鴨子被他勒的翻白眼子,嘎了一聲,它招誰了?
言菀唬一跳:“你,你干嘛?我好不容易養這么大,你別給我摔死了。”摸了摸縮在阿禪懷里受驚了的鴨子頭:“哦,對了,你能不能讓你的人給我找只公鴨子?這是個母的,我想給它們配上對。”孵出小鴨子,回來再送給周霜。
“人還沒配上對兒,畜生倒要先配。”
言菀:“......”
阿禪和屏兒私底下從言菀那知道高勝頤會來接他們,此時見了他,滿身的殺氣還讓她們沒緩過勁兒,又見他對一只鴨子下了狠手,震懾的久久不能回神。
高勝頤從懷里袖袍里摸出一把銀色匕首,尾巴彎曲的像魚尾,手柄處鑲了一塊拇指大的紅玉,匕首鞘上全是小的寶石,他說:“送你的,防身用。”
言菀想起他信上說搶了一件寶物送她,回來他不提及,她以為留在邊關了。
應該就是這個,她一眼看到,就被吸引了,接過拔出,刀鋒鋒利刺眼:“真是一把好刀。”
匕首撤回鞘里,摸紅寶石。
光這紅寶石應該就值不少錢罷?
誰的東西被他搶來的?人家不得心疼死啊?確認似的問:“來路不正,我拿著,會不會也被搶走啊。”
“誰敢搶我媳婦的東西,狗命不想要了么?”
言菀:“......”
這人不當土匪可惜了。
左右翻看一會兒,最后在尾部發現一排極小的字。她湊近了看:有美人兮,見之不忘;一日不見兮,思之如狂。贈吾摯愛,菀。
不是搶來的嗎?
怎么還有她的屬名?
抬起眼皮看向身邊的男人,臉有些紅,心跳也加速了。
高勝頤低頭同她對視,眼神含情脈脈的:“禮物喜歡么?”
言菀點點頭,經不住被他這么看,移開目光,轉身將匕首收倒匣子里:“就是怕帶在身上掉了。”誰沒事整天揣一把匕首?
“傻樣。”
言菀:“.....”罵誰呢?周圍全是他的人,如何也要給他面子的,嗔他一眼,沒回嘴。
高勝頤在她旁邊坐了片刻便出去騎馬了。
言菀掀開窗簾搜索高勝頤的位置,在馬車前面一點,一身月白袍子,坐在馬背上,手里拉扯著韁繩,背脊秀挺,目視前往。

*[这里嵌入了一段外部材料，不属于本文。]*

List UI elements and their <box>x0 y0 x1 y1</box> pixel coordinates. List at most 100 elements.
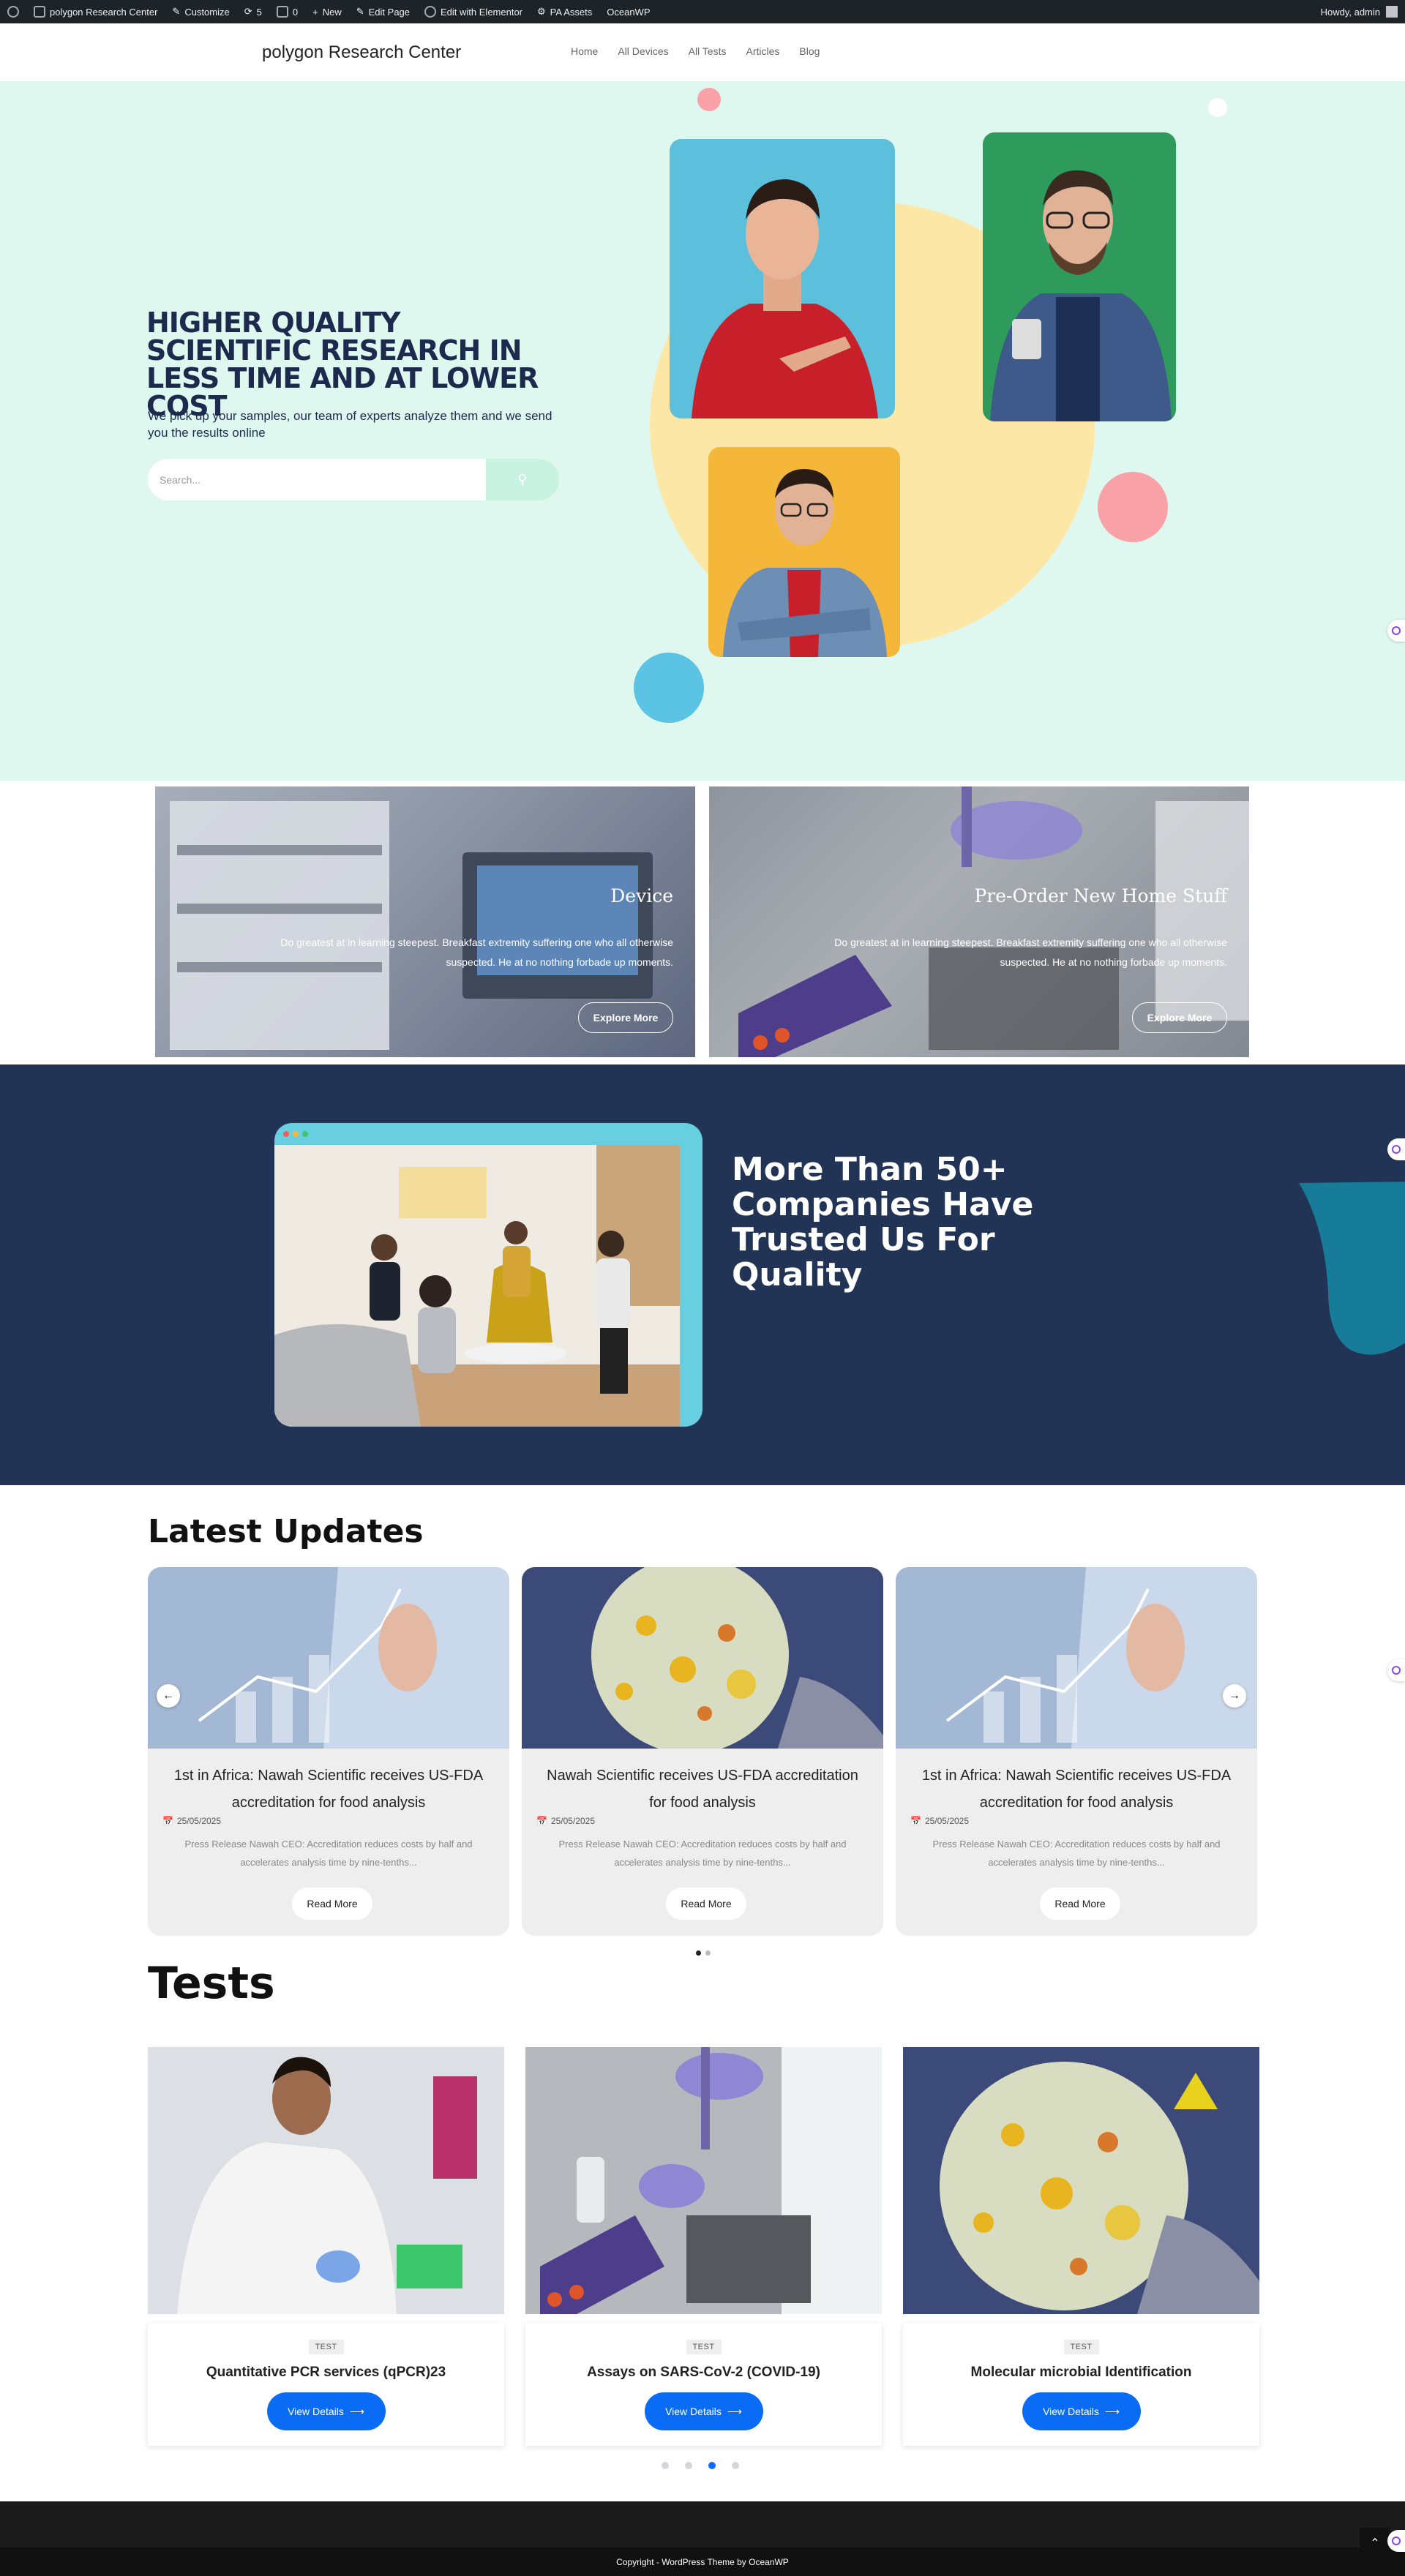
update-excerpt: Press Release Nawah CEO: Accreditation r… <box>558 1839 847 1868</box>
gear-icon: ⚙ <box>537 6 546 17</box>
site-header: polygon Research Center Home All Devices… <box>0 23 1405 82</box>
pencil-icon: ✎ <box>356 6 364 17</box>
nav-item-all-devices[interactable]: All Devices <box>618 45 668 57</box>
update-date: 📅 25/05/2025 <box>910 1816 970 1826</box>
update-card: 1st in Africa: Nawah Scientific receives… <box>148 1567 509 1936</box>
admin-oceanwp[interactable]: OceanWP <box>599 0 657 23</box>
slider-next-button[interactable]: → <box>1223 1684 1246 1708</box>
update-excerpt: Press Release Nawah CEO: Accreditation r… <box>184 1839 473 1868</box>
slider-prev-button[interactable]: ← <box>157 1684 180 1708</box>
test-name[interactable]: Molecular microbial Identification <box>903 2365 1259 2381</box>
arrow-right-icon: → <box>1229 1689 1240 1702</box>
search-icon: ⚲ <box>517 472 528 487</box>
pagination-dot[interactable] <box>705 1950 711 1956</box>
side-widget-button[interactable] <box>1387 1659 1405 1681</box>
admin-edit-page[interactable]: ✎ Edit Page <box>349 0 417 23</box>
admin-new[interactable]: + New <box>305 0 349 23</box>
feature-text: Do greatest at in learning steepest. Bre… <box>834 936 1227 968</box>
arrow-right-icon: ⟶ <box>1104 2405 1120 2417</box>
calendar-icon: 📅 <box>536 1816 547 1826</box>
pagination-dot[interactable] <box>662 2462 669 2469</box>
calendar-icon: 📅 <box>162 1816 173 1826</box>
hero-subtitle: We pick up your samples, our team of exp… <box>148 409 552 440</box>
test-name[interactable]: Quantitative PCR services (qPCR)23 <box>148 2365 504 2381</box>
admin-site-name[interactable]: polygon Research Center <box>26 0 165 23</box>
trust-section: More Than 50+ Companies Have Trusted Us … <box>0 1064 1405 1485</box>
hero-section: HIGHER QUALITY SCIENTIFIC RESEARCH IN LE… <box>0 82 1405 781</box>
hero-blue-circle <box>634 653 704 723</box>
site-logo[interactable]: polygon Research Center <box>262 42 461 63</box>
feature-card-device: Device Do greatest at in learning steepe… <box>155 786 695 1057</box>
test-body: TEST Molecular microbial Identification … <box>903 2324 1259 2446</box>
petri-dish-image <box>522 1567 883 1749</box>
test-name[interactable]: Assays on SARS-CoV-2 (COVID-19) <box>525 2365 882 2381</box>
widget-icon <box>1392 626 1401 635</box>
nav-item-all-tests[interactable]: All Tests <box>689 45 727 57</box>
arrow-left-icon: ← <box>162 1689 174 1702</box>
admin-account[interactable]: Howdy, admin <box>1321 0 1398 23</box>
pagination-dot[interactable] <box>696 1950 701 1956</box>
scroll-to-top-button[interactable]: ⌃ <box>1360 2528 1390 2558</box>
update-date: 📅 25/05/2025 <box>536 1816 596 1826</box>
trust-title: More Than 50+ Companies Have Trusted Us … <box>732 1151 1034 1293</box>
test-badge: TEST <box>308 2340 344 2354</box>
hero-title: HIGHER QUALITY SCIENTIFIC RESEARCH IN LE… <box>146 307 539 422</box>
brush-icon: ✎ <box>172 6 181 17</box>
nav-item-blog[interactable]: Blog <box>799 45 820 57</box>
search-input[interactable] <box>148 459 486 500</box>
tests-pagination <box>662 2462 739 2469</box>
admin-customize[interactable]: ✎ Customize <box>165 0 236 23</box>
updates-icon: ⟳ <box>244 6 252 17</box>
side-widget-button[interactable] <box>1387 620 1405 642</box>
latest-updates-heading: Latest Updates <box>148 1513 424 1550</box>
read-more-button[interactable]: Read More <box>666 1888 746 1920</box>
plus-icon: + <box>312 6 318 18</box>
update-title[interactable]: Nawah Scientific receives US-FDA accredi… <box>536 1762 869 1817</box>
side-widget-button[interactable] <box>1387 1138 1405 1160</box>
pagination-dot[interactable] <box>708 2462 716 2469</box>
test-card: TEST Quantitative PCR services (qPCR)23 … <box>148 2047 504 2446</box>
wordpress-logo-icon[interactable] <box>0 0 26 23</box>
trust-image-frame <box>274 1123 702 1427</box>
hero-photo-plaid-shirt <box>983 132 1176 421</box>
update-title[interactable]: 1st in Africa: Nawah Scientific receives… <box>162 1762 495 1817</box>
feature-card-preorder: Pre-Order New Home Stuff Do greatest at … <box>709 786 1249 1057</box>
search-button[interactable]: ⚲ <box>486 459 559 500</box>
man-denim-jacket-illustration <box>723 469 887 657</box>
read-more-button[interactable]: Read More <box>1040 1888 1120 1920</box>
main-nav: Home All Devices All Tests Articles Blog <box>571 45 820 57</box>
updates-pagination <box>696 1950 711 1956</box>
update-card: 1st in Africa: Nawah Scientific receives… <box>896 1567 1257 1936</box>
hero-white-dot <box>1208 98 1227 117</box>
update-excerpt: Press Release Nawah CEO: Accreditation r… <box>932 1839 1221 1868</box>
test-card: TEST Assays on SARS-CoV-2 (COVID-19) Vie… <box>525 2047 882 2446</box>
explore-more-button[interactable]: Explore More <box>578 1002 673 1033</box>
test-badge: TEST <box>1063 2340 1099 2354</box>
admin-pa-assets[interactable]: ⚙ PA Assets <box>530 0 599 23</box>
nav-item-articles[interactable]: Articles <box>746 45 779 57</box>
view-details-button[interactable]: View Details ⟶ <box>1022 2392 1141 2430</box>
pagination-dot[interactable] <box>685 2462 692 2469</box>
test-image <box>903 2047 1259 2314</box>
petri-dish-image <box>903 2047 1259 2314</box>
view-details-button[interactable]: View Details ⟶ <box>644 2392 763 2430</box>
growth-chart-hand-image <box>148 1567 509 1749</box>
lab-pipette-image <box>525 2047 882 2314</box>
read-more-button[interactable]: Read More <box>292 1888 372 1920</box>
nav-item-home[interactable]: Home <box>571 45 598 57</box>
side-widget-button[interactable] <box>1387 2530 1405 2552</box>
admin-elementor[interactable]: Edit with Elementor <box>417 0 530 23</box>
test-badge: TEST <box>686 2340 722 2354</box>
explore-more-button[interactable]: Explore More <box>1132 1002 1227 1033</box>
pagination-dot[interactable] <box>732 2462 739 2469</box>
test-body: TEST Quantitative PCR services (qPCR)23 … <box>148 2324 504 2446</box>
hero-photo-denim-jacket <box>708 447 900 657</box>
arrow-right-icon: ⟶ <box>349 2405 364 2417</box>
home-icon <box>34 6 45 18</box>
admin-updates[interactable]: ⟳ 5 <box>237 0 269 23</box>
decor-blob <box>1299 1182 1405 1355</box>
update-title[interactable]: 1st in Africa: Nawah Scientific receives… <box>910 1762 1243 1817</box>
admin-comments[interactable]: 0 <box>269 0 305 23</box>
scientist-pipette-image <box>148 2047 504 2314</box>
view-details-button[interactable]: View Details ⟶ <box>266 2392 386 2430</box>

阿禪說:“三公子真是變了,身上煞氣騰騰的,奴婢看了就怕。”
鴨子伸出頭,上下擺動表示贊同。
屏兒調侃:“怕你還一直偷瞧?”
阿禪:“.....”
收回視線,她看了看言菀,又看屏兒:“在少夫人面前,胡說什么呢。”
三公子長得好看,先前在府里,老少仆從經過他身邊都會多瞧他一眼,她被他吸引住視線,也不足為奇啊。
但她對三公子可是一點其他心思都沒有的。
不過在少夫人面前說,她總心虛了。
屏兒吐了吐舌頭,閉上了嘴。
言菀笑笑,過了一會兒放下簾子,靠在引枕上休息。
不知不覺睡過去,等醒了肚子疼,小臉慘白慘白的,尋思著可能昨兒天太熱,她吃了一碗冰鎮的綠豆湯,許是提前把大姨媽招來了,讓阿禪找月事帶和貼身衣褲。
車馬行的快,她也不好叫停下,讓所有人都等她。
吩咐阿嬋屏兒封上窗簾,又讓她們做馬車進出口處壓著簾子。